По дыханию Василий сразу догадался — не мужское. По цветочному запаху духов опознал — Лисье. Его заскорузлая рука легла на упругий шелк ее груди.

— Знаешь, мне сейчас так… ясно, как на Лене зимой. Ты, может, не поверишь, если там плюнешь, на снег падает стекляшка.

— И вы не прятались там от мороза?

— Почто прятаться? Зимой можно пройти там, где летом не проберешься. Болота замерзли, гнуса нет. И вражину легче зимой приметить, прежде чем она в тебя острие метнет.

— Расскажи мне… о своей стране.

— Суровая страна… у нас холодно бывает и для самого неприхотливого из злаков. Иногда и летом видим снег. Даже скудный плод земли нашей хочет крымский, ногайский и прочий кочевой люд отнять; не отобьешься, так он еще избу сожжет и детей увезет. Пузатые галеоны, набитые серебром и заморскими плодами, не приплывают к нам из океана. Отняты у нас моря незамерзающие. Далеки и полгода непроходимы дороги. Тяжело нам обмениваться плодами своего труда и знаниями.

— Отчего ж не вымер твой народ?

— Бог не попустил. Оттого мы селимся широко, особливо с времен царя Иоанна, странствуем через страну нашу, и пёхом, и в седле, и под парусом, бывает, что переволакиваем суда свои от реки к реке, на катках и даже на руках.

— Корабли на руках? — Лисье хохотнула.

— Нам-то не смешно, когда тащишь — думаешь, лишь бы не споткнуться, иначе вся эта махина на тебя завалится и чего-нибудь отдавит.

Ее пальчики пробежались по его коже под рубашкой.

— А почему страна ваша при такой ширине не развалится на куски, которые подхватят соседи?

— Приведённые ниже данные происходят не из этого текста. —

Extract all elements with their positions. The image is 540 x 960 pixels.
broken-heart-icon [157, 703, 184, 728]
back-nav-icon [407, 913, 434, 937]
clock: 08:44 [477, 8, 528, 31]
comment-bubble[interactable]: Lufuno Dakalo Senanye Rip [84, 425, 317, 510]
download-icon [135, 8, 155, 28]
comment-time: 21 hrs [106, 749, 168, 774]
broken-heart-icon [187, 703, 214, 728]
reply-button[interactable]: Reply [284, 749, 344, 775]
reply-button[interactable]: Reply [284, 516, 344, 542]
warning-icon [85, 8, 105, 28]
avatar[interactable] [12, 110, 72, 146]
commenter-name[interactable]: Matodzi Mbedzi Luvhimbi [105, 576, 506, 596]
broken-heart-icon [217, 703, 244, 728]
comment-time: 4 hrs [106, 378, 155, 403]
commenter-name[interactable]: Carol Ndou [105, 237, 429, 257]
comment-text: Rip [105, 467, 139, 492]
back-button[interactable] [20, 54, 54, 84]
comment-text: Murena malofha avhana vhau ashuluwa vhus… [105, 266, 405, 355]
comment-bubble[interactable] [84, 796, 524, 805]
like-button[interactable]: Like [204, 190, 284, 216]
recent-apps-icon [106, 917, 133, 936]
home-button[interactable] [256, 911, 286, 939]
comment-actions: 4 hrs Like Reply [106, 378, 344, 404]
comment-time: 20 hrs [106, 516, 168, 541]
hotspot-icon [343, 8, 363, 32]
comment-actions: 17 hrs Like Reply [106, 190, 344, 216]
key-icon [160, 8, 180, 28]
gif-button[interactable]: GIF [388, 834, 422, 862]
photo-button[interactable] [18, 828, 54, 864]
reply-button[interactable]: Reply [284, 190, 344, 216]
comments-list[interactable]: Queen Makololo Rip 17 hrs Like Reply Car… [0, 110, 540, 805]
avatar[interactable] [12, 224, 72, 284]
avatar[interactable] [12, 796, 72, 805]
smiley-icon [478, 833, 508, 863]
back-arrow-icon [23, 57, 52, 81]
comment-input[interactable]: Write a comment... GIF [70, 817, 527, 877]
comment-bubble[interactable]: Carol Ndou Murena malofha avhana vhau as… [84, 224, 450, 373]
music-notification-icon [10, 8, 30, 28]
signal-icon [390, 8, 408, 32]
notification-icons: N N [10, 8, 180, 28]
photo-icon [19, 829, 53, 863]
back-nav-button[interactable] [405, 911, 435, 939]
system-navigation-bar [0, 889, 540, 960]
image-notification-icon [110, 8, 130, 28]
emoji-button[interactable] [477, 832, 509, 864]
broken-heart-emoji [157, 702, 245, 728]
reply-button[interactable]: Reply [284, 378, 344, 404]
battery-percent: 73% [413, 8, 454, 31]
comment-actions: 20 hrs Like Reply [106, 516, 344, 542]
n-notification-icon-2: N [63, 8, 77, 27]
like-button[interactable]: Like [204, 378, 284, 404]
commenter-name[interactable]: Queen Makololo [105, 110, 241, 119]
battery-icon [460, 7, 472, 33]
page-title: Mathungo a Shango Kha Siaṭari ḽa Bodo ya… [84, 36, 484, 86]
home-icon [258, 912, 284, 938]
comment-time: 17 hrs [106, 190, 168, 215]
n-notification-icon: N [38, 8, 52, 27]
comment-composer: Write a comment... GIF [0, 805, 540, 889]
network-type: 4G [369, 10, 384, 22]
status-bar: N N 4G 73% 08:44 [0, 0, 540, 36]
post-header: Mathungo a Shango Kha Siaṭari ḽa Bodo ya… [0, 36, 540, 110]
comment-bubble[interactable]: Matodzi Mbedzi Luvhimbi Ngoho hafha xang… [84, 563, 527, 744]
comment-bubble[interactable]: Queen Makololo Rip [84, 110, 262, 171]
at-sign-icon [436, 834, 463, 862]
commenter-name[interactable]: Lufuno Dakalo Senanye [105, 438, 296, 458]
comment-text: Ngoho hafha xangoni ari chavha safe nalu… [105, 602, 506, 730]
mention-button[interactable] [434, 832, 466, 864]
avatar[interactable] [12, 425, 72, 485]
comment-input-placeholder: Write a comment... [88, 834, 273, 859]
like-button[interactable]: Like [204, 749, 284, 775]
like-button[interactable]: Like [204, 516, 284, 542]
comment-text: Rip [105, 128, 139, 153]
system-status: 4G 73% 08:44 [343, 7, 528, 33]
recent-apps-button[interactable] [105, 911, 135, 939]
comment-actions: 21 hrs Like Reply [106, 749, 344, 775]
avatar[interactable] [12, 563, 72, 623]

— Потому что у нас свой царь-государь, который державу нашу воедину связывает. Оттого самые дальние куски земли, до которых три года ехать надо, не отваливаются. Вера соединяет, Богу и государю. Благодаря вере само делается то, что в иных странах происходит через принуждение оружием и казнями.

— А отчего у вас не размножаются пёсоглавые оборотни?

— Они размножаются там, где веры мало, а жадности много. Но все же могут в гости к нам пожаловать; в Смуту отец мой побил их немало.

Лисье нежно провела пальцами по его губами и неодобрительно дернула за бороду.

— Сбрил бы, а то хуже псоглавца. Не принято, что ли, у вас облик свой украшать, чтобы девам нравиться?

— У девицы здесь гладко должно быть, а у христианина, как от Бога положено… Лисье, тебя дядя ко встрече со мной принудил?

Ее губы коснулись его уха.

— Он мне не дядя.

— Уже догадывался, значит, ты так мстишь ему. Эта бестия взяла тебя с собой, чтобы сожительствовать. Непременно убью его, башкой об стенку. И посмотрю какая у него там шишковидная железа.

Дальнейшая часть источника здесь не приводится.